A personal loan might be better if:
If you don’t own your home, a personal loan is going to be a better fit, since you don’t have the equity. Additionally, if you haven’t built up much equity in your home, you might not be able to qualify for a home equity loan, so a personal loan could make sense.
For borrowers who need faster funding and a relatively small amount of money, a personal loan can be a better fit than a home equity loan. If you have good credit, you can usually get a good interest rate, making a personal loan a relatively easy option.
A home equity loan might be better if:
On the other hand, a home equity loan might make more sense than a personal loan if you’ve built up a significant amount of equity in your home. You can usually borrow more money with your home acting as collateral. On top of that, you might be able to get a lower interest rate with a home equity loan.
For borrowers who have more time to wait for funds, a home equity loan can be a good fit. If you have the time to wait for the funding and can go through the process of getting an appraisal, a home equity loan can be a good choice, since it often comes with a lower interest rate, even if you have less-than-perfect credit.
Frequently Asked Questions
Which is better, a personal loan or a home equity loan?

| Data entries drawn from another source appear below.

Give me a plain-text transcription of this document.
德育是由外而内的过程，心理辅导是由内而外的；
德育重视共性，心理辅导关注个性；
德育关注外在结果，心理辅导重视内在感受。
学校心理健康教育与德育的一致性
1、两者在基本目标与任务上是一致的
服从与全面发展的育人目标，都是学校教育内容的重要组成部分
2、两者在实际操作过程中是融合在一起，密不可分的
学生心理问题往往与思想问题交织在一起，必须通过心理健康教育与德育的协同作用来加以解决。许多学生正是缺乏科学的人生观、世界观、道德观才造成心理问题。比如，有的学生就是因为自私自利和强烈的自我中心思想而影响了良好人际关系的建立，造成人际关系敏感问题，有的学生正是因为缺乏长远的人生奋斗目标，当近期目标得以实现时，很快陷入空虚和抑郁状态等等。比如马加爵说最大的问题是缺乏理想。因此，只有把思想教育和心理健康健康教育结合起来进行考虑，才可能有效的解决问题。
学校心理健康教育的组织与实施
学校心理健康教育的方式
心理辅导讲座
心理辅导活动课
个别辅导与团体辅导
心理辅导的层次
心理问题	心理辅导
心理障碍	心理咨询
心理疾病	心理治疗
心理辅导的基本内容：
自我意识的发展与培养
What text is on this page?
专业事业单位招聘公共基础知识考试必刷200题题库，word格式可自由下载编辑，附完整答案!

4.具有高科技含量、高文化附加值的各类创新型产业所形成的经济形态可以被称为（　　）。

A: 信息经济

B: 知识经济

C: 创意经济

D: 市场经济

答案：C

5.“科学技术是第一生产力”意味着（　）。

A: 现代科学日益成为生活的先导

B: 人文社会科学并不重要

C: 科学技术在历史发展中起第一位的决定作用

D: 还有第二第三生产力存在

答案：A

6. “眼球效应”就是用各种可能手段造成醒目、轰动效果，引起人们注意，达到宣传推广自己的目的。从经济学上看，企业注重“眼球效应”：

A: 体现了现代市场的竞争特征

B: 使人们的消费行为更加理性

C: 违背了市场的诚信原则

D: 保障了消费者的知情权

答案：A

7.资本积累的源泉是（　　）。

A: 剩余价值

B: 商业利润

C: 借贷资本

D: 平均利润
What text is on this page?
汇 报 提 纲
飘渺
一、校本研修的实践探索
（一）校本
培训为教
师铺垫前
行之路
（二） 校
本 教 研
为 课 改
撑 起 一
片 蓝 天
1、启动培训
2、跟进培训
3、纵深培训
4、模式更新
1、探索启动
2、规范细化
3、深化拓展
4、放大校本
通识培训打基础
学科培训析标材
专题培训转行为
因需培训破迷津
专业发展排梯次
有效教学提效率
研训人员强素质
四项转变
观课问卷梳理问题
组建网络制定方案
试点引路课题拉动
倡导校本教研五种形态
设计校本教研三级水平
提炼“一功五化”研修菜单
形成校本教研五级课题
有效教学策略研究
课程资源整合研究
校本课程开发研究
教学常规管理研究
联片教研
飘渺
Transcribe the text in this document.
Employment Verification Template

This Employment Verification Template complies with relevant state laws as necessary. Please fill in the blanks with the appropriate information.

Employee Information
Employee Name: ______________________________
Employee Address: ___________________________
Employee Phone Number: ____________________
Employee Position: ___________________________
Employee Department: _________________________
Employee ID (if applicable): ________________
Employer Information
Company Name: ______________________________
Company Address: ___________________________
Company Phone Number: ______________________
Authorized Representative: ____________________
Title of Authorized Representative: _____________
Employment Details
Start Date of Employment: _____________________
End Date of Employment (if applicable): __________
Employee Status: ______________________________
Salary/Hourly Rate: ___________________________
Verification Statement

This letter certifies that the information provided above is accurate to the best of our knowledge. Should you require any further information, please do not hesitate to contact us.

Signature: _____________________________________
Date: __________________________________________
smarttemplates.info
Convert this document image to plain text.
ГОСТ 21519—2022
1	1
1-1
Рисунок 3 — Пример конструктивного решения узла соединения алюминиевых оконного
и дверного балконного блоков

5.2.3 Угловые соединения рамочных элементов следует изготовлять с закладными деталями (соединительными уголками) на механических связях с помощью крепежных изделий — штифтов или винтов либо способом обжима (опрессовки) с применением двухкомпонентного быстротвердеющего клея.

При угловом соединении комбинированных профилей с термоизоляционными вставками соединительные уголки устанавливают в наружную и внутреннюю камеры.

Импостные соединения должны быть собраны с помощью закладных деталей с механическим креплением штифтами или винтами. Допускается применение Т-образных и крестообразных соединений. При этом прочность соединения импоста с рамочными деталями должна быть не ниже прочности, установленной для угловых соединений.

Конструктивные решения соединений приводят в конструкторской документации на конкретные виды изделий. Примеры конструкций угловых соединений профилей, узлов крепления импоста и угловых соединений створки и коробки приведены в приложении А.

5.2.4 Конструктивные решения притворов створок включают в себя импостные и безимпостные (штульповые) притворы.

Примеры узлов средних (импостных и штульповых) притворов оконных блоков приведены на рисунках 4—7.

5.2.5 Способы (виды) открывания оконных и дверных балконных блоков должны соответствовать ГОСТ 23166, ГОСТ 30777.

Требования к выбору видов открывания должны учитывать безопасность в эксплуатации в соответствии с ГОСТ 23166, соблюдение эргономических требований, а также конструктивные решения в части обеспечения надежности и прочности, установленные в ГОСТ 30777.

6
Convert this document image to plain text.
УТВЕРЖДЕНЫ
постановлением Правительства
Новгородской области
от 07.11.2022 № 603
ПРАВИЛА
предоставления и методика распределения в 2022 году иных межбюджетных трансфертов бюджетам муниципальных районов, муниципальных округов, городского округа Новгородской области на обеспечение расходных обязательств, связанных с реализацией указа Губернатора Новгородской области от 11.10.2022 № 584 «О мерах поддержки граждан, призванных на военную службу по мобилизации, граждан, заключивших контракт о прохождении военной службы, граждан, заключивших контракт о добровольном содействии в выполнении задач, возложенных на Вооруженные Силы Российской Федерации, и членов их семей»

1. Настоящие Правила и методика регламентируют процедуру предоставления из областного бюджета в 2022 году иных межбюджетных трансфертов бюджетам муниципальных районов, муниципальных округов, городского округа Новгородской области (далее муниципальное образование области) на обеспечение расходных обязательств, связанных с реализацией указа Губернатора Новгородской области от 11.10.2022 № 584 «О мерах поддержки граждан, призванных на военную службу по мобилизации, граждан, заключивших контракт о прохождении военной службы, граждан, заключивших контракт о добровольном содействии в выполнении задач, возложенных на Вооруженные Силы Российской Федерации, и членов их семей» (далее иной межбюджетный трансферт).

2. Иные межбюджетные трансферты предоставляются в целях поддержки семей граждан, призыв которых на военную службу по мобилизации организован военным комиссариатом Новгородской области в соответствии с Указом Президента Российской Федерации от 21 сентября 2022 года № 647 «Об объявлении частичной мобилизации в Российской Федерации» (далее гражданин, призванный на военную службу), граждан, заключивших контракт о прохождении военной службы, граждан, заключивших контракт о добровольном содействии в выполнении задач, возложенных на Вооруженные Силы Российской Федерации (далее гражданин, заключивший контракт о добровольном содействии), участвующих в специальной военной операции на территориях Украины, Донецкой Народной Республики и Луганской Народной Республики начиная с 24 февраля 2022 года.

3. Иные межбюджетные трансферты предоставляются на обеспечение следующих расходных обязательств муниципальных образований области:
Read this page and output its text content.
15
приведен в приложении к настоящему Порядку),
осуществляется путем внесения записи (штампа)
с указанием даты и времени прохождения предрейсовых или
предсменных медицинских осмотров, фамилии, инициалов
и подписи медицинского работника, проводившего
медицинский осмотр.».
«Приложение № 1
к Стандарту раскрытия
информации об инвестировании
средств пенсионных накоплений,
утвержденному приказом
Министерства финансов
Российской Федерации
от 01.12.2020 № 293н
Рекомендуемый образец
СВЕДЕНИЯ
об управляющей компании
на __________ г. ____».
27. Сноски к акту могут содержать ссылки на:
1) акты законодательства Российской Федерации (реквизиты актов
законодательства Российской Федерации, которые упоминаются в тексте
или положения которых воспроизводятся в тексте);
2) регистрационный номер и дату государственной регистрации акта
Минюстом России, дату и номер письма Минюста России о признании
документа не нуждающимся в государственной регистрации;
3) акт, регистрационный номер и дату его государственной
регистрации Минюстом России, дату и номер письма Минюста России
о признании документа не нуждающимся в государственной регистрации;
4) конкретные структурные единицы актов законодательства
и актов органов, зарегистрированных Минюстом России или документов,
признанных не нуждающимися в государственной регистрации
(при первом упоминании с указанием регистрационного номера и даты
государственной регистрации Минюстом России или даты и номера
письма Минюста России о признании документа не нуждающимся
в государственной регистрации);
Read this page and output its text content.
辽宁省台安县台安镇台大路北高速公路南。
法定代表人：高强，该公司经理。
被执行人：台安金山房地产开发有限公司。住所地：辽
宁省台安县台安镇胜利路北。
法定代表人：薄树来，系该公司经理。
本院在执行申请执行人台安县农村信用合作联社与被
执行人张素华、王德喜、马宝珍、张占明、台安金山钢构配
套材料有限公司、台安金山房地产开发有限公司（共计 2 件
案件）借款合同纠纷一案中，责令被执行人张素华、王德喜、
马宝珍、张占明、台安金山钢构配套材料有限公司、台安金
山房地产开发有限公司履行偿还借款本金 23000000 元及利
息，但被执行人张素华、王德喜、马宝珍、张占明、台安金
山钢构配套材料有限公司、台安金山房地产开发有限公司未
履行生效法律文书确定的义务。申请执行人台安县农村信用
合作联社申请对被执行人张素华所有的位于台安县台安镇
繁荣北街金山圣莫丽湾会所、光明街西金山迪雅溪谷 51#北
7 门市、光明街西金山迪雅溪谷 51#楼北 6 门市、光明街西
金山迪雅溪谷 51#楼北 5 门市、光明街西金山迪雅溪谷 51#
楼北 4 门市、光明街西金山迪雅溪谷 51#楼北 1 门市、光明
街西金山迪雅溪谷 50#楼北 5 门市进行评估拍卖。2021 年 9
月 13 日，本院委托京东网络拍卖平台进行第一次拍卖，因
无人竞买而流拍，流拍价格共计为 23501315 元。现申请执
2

When looking at personal loans vs home equity loans, it’s important to consider your own financial needs, as well as your goals. Look at your own situation. In some cases, it can make sense to get a personal loan, especially if you need the money quickly and want flexible repayment terms. On the other hand, a home equity loan might work better if you need a large amount of money and you have enough equity to get the loan size you need.
Do personal loans and home equity loans hurt your credit score?
As with most loans, when you apply for a personal loan or a home equity loan, there will be a hard credit check. This can reduce your credit score by a few points, but it probably won’t have a big impact.
You’re more likely to have an issue if you miss payments on your loan. Missed and late payments can negatively impact your credit score, so if you get a loan, it’s important to have a plan for paying it off on time.
What are some alternatives to personal loans or home equity loans?
If you don’t want a personal loan or home equity loan, you can look to other choices. For example, you might be able to get a home equity line of credit instead or get a 0% APR credit card. Another option is to save up the money you need.